At a recent DevOps test automation conference, a participant in a panel discussion suddenly interrupted himself...
and looked out at the audience. "How many of your companies have a shadow IT?" A few hands tentatively went up, and he explained further: "How many of you have people outside of IT, in the functional groups, manufacturing, marketing, accounting, who are constantly doing unexpected things with your applications? Are they using them for different purposes, entering nontraditional data, even writing their own add-ons to do more analysis with the results?"
More hands went up, as people understood the phrase. "You want to engage these people," he continued. "They are the ones who can make your applications better. And you may even want to hire the best of them for your team."
And, in fact, what is old is new again. Amidst a wave of DevOps test automation among traditional and Agile teams that removes the human tester from the process, forward-thinking groups are rediscovering the value of the domain expert who is interested in computing.
As testing struggled to become faster and more efficient in recent years, testers have increasingly turned to test automation -- the ability to record tests and play them over and over again during the development and delivery process, with little or no tester intervention. Even today, DevOps test automation continues to hold the promise of faster, more complete and more consistent testing.
But despite being at perhaps the height of its popularity and capability, DevOps test automation has plenty of problems with which to contend. First, it requires skills in scripting and script maintenance that are not widely available in the testing community, even today. This is especially true for specialized automation tools used for automated testing on SaaS applications. Companies are scouring the internet looking for proven automation skills in testers, and they're not being very successful at it. Second, DevOps test automation typically uses ways to identify buttons and other user interface controls that can change during the course of development, requiring either rerecording or manual changes to scripts.
And automation doesn't address the fact that tests have to be designed and recorded to begin with. Further, while automated tests are an essential part of the smoke testing of new builds, no matter how often you build, you will rarely run your entire test suite as a part of smoke testing. Many tests don't need to be run more than once or twice.
More important, DevOps test automation just looks at the user interface controls and responses. In the vast majority of applications, testing is much more than that. Testers typically also look at programming interfaces, unit tests and integrations as a part of deployment. DevOps test automation typically has difficulty getting under the hood of an application.
And last, automation can lull teams into a false sense of security. Looking at the results from automated testing runs may not be an accurate reflection of the overall health of a project. The test data and statistics may not provide a complete picture of the quality or readiness of the software product under development. That has to be supplemented by testers and domain experts working with the product itself.
Automation and domain expertise coexist
None of this means DevOps test automation doesn't have an important role in testing practice. Automation is critical to improving speed and creating reliability in testing. But it's not the all-consuming role that many envisioned when we started down this path several years ago.

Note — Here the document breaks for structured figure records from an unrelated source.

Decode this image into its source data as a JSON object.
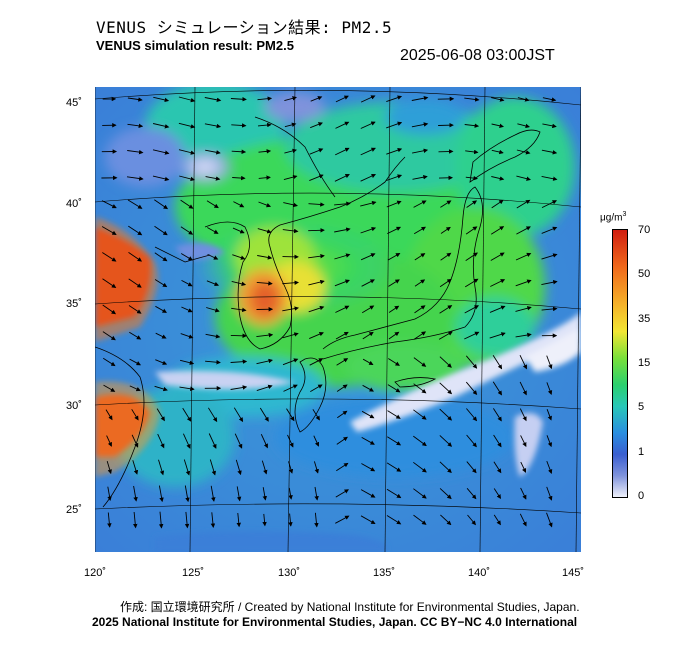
{
  "header": {
    "title_jp": "VENUS シミュレーション結果: PM2.5",
    "title_en": "VENUS simulation result: PM2.5",
    "timestamp": "2025-06-08 03:00JST"
  },
  "map": {
    "lat_labels": [
      "45˚",
      "40˚",
      "35˚",
      "30˚",
      "25˚"
    ],
    "lon_labels": [
      "120˚",
      "125˚",
      "130˚",
      "135˚",
      "140˚",
      "145˚"
    ]
  },
  "colorbar": {
    "unit_html": "μg/m<sup>3</sup>",
    "unit": "μg/m3",
    "tick_labels": [
      "70",
      "50",
      "35",
      "15",
      "5",
      "1",
      "0"
    ],
    "colors": [
      "#d01e10",
      "#f06a1c",
      "#f5b32a",
      "#f2e634",
      "#79e03a",
      "#2bd06e",
      "#29c8b8",
      "#2a8ee0",
      "#7f93dc",
      "#eef0fa"
    ]
  },
  "footer": {
    "credit": "作成: 国立環境研究所 / Created by National Institute for Environmental Studies, Japan.",
    "copyright": "2025 National Institute for Environmental Studies, Japan. CC BY−NC 4.0 International"
  }
}
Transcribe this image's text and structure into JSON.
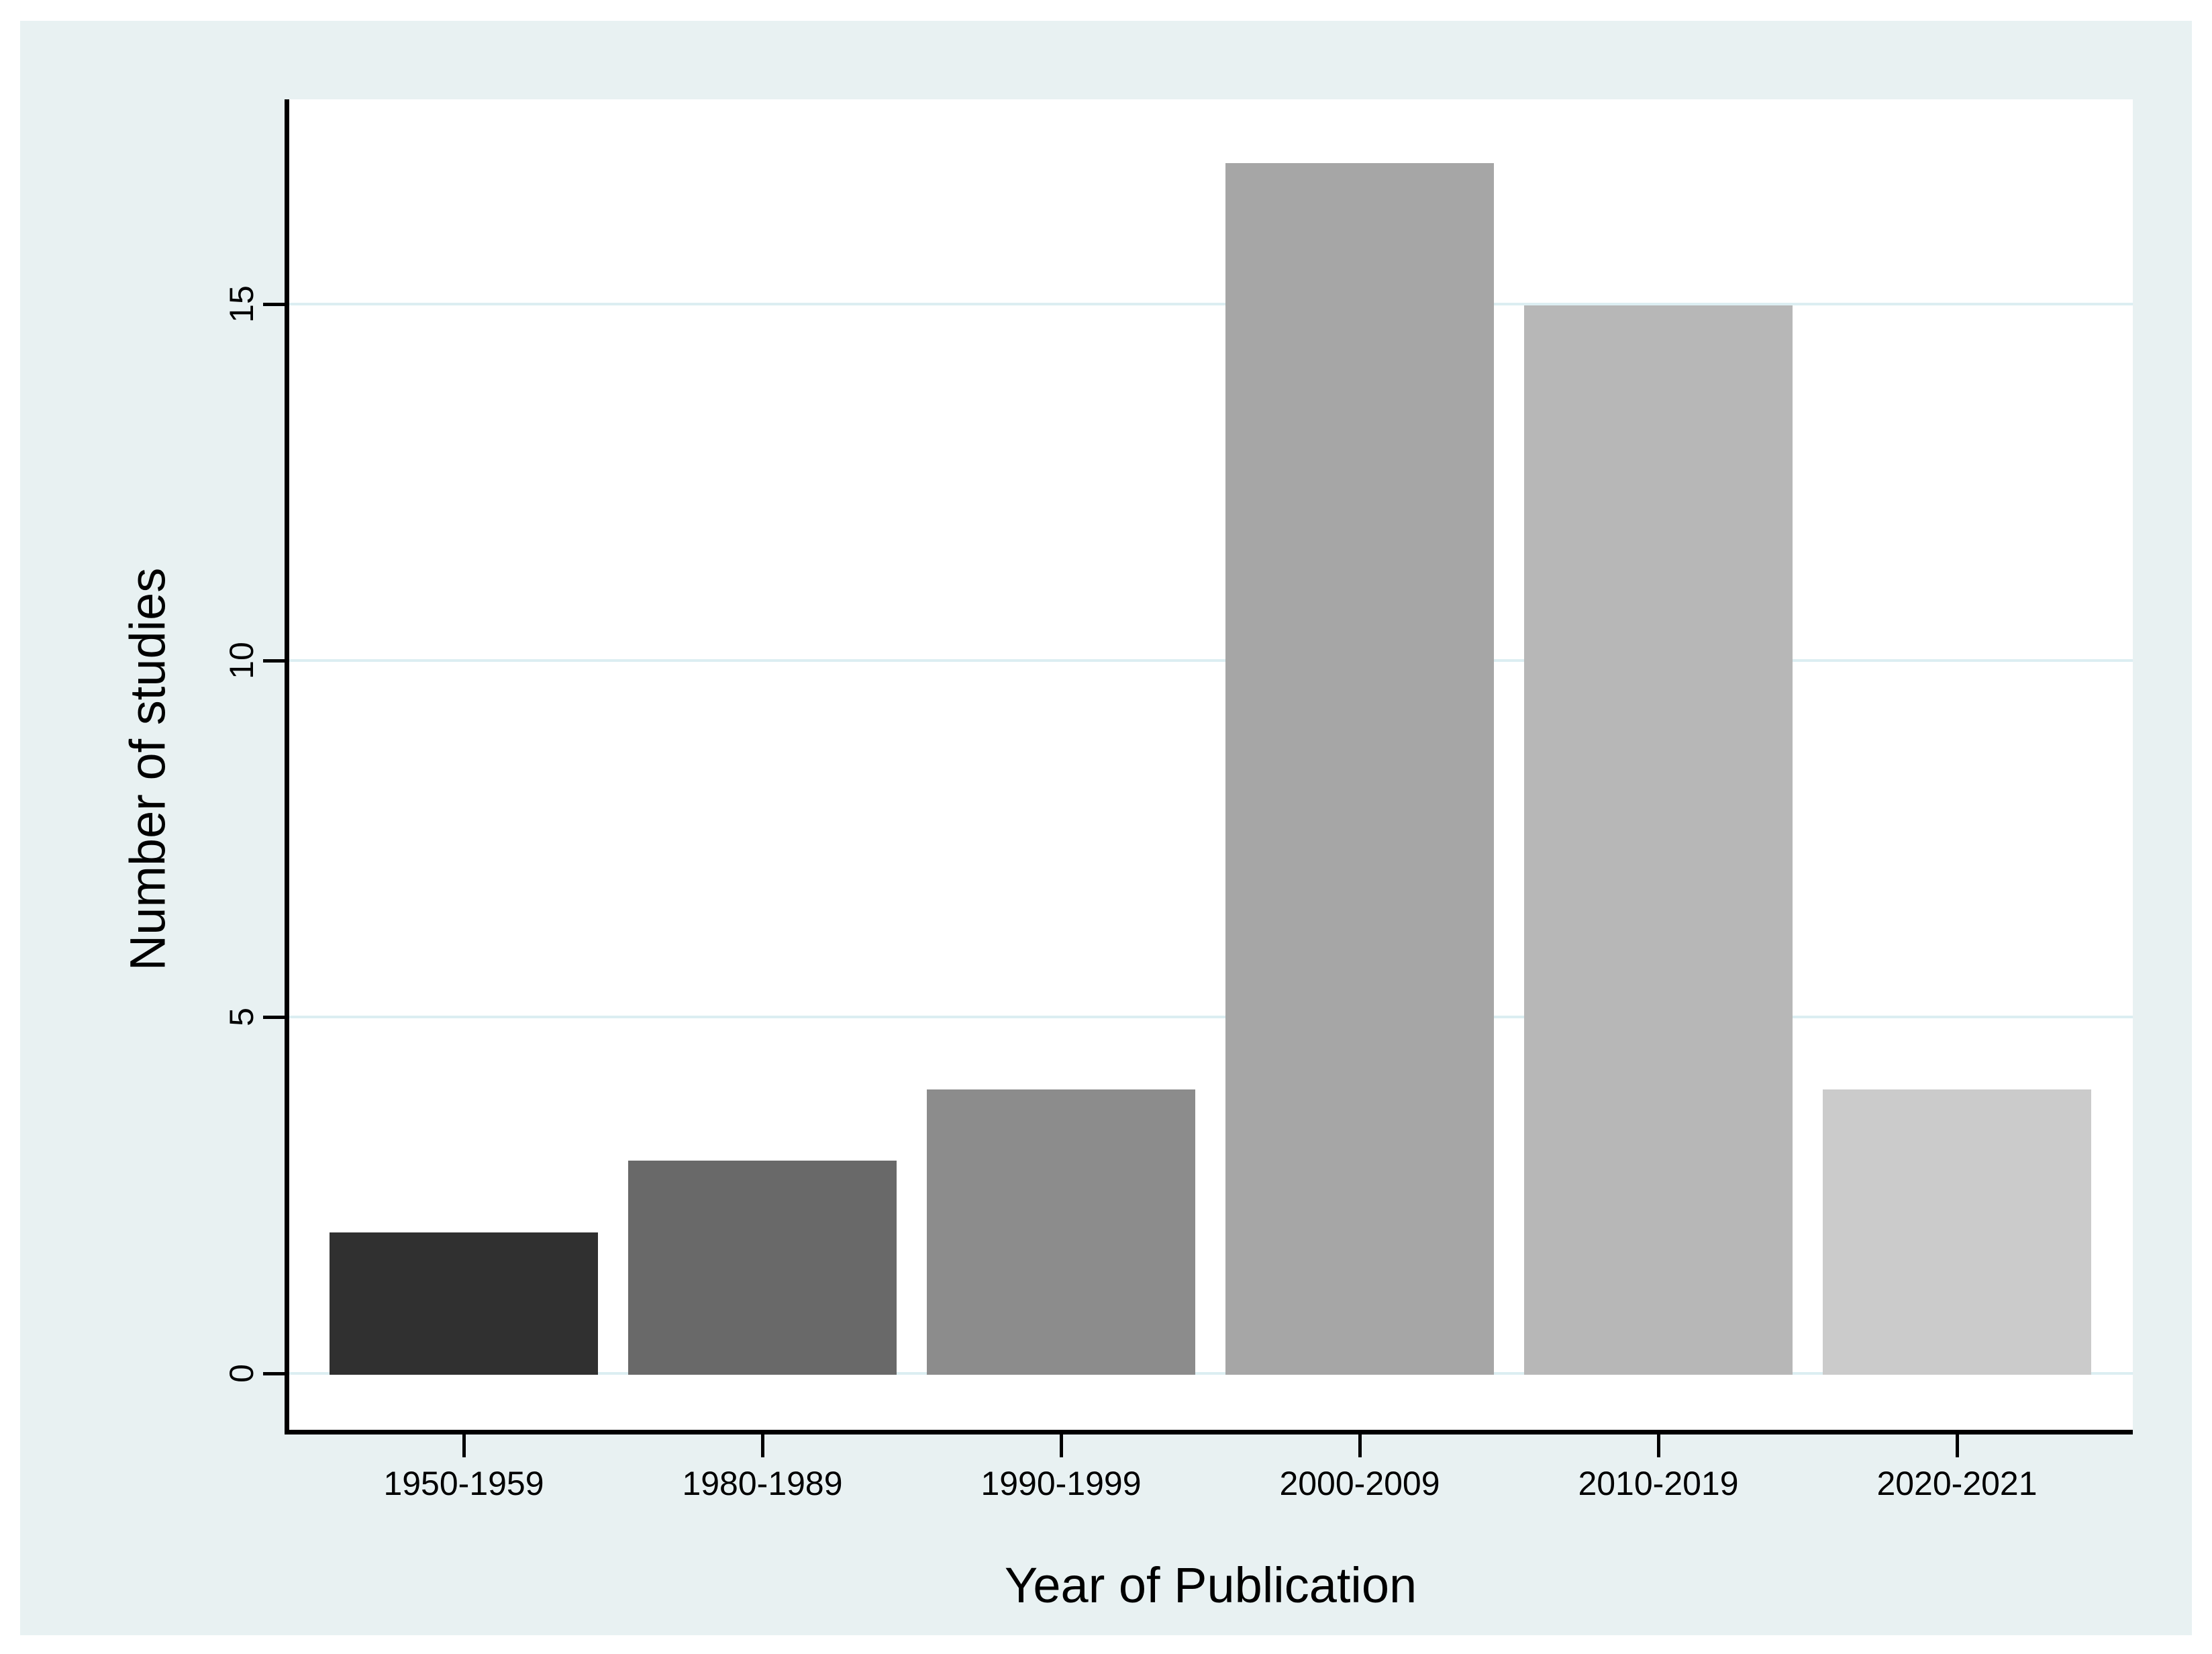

It can accelerate many aspects of testing, but not without cost. The upfront and maintenance effort for automated test scripts can be significant, and the results are less than ideal. And it doesn't look at every aspect that human testers do.
That's why there is an important role for domain expertise, even if those people aren't professional testers. They stress an application in ways that no one on the DevOps team could think of doing. And it turns out that DevOps test automation teams are recognizing this capability and are starting to rely on it for their own work.
There was a time when domain expert testers looked like they were going the way of the dinosaur. If this sounds like you, you may be hearing from one or more of your DevOps teams in the near future. In addition to wanting your feedback, they may have a job offer for you.